Michael Wood in the London Review of Books on The Lives of Others: "Wiesler does not find virtue or moral salvation; he finds, through the sheer patience and persistence of his spying, through the long, narrow act of abnegation that is his life, a form of humanity he can approach only vicariously, a world where the pleasures of 'being friendly,' in Brecht's phrase, do still exist against all the odds, and are not a mere mask or lure for corruption."
Vitor Pinto talks with François Ozon for Cineuropa.
"Don Cheadle has solidified five feature film projects that he'll produce and star in," reports Variety's Michael Fleming. "Among them is a biopic of jazz legend Miles Davis, on which he plans to make his feature directing debut."
Calum Waddell talks with Nick Bicanic about Shadow Company for Kamera.
In the Independent Weekly: Godfrey Cheshire on The Death of Mr Lazarescu.
Wiley Wiggins: "I can't stress enough how effective Hiroshi Segawa's photography is in this film, and what a call to see films like this in the cinema and not on television Woman in the Dunes is. I can hardly think of another movie that has so many layers of meaning that are communicated almost solely with visuals."
"With the box-office and artistic success of Pan's Labyrinth and Volver, there's probably no better time for the American Cinematheque to bring out its Recent Spanish Cinema XIII," writes Robert Abele in the Los Angeles Times. And on March 29: Bangkok (site); related: Jerry Lentz captures a winning moment.

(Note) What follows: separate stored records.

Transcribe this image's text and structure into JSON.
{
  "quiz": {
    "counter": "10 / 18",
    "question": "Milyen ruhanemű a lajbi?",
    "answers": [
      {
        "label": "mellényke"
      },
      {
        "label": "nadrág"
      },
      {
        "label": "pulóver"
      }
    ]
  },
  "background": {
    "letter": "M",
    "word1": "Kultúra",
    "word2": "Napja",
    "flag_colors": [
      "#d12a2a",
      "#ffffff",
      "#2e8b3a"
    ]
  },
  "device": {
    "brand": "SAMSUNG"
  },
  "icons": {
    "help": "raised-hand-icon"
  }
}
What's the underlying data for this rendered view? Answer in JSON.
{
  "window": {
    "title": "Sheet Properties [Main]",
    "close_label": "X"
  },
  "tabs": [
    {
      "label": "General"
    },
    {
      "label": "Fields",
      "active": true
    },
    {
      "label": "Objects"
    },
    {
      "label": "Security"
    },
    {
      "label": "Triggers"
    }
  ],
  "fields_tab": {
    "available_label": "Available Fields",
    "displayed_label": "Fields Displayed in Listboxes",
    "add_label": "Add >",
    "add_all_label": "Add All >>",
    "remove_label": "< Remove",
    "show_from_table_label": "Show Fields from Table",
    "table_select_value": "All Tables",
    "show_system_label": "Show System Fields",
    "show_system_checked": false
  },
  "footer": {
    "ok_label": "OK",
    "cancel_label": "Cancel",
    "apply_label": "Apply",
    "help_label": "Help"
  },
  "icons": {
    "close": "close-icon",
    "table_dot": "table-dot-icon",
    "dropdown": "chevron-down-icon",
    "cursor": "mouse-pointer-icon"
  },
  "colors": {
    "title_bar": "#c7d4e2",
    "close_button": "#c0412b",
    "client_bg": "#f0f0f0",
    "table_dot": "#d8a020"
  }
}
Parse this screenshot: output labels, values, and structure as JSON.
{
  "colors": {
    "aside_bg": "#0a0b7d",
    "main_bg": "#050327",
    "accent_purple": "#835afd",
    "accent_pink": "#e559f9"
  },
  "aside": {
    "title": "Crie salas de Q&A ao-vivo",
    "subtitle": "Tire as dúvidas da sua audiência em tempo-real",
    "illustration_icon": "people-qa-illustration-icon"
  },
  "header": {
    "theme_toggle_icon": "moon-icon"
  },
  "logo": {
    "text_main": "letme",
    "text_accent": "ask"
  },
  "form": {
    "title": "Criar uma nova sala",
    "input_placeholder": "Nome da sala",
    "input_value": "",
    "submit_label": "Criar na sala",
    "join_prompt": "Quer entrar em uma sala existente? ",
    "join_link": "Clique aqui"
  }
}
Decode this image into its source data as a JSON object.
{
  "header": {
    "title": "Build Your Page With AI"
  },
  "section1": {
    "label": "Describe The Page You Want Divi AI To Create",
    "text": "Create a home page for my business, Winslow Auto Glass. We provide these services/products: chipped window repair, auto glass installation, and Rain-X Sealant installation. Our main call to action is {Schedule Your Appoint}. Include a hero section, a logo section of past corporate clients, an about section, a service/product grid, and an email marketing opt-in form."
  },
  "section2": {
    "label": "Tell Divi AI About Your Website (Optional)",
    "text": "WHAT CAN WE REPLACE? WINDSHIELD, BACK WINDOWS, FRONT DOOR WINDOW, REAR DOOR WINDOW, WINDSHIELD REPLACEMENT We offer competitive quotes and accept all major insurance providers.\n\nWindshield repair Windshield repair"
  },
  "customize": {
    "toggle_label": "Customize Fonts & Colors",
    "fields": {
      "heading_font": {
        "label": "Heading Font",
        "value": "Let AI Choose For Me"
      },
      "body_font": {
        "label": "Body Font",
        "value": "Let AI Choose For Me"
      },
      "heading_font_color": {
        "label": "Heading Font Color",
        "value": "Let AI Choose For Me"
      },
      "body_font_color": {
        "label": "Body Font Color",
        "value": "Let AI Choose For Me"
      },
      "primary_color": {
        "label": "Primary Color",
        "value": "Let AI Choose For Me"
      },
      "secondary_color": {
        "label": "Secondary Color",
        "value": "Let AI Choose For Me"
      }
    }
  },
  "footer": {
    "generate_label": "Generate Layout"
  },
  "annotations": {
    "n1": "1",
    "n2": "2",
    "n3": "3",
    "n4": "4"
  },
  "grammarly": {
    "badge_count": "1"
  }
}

Gary Arnold previews the Kenji Mizoguchi Masterworks series for the Washington Times.
Fun reading from Dennis Cozzalio: "The Best of Professor Jenning's Milton-Free Holiday Midterm."
Attention, screenwriters: Deadline for the free Fade In Central European Pitch Forum is May 15.
Online viewing tip. The trailer for Hubert Selby Jr: It/ll Be Better Tomorrow. Thanks, Jerry!
Online viewing tips, round 1. The Clive James Show at Slate.
Online viewing tips, round 2. ScreenGrab's list of the "Kinkiest Films Ever Made," parts 1 and 2.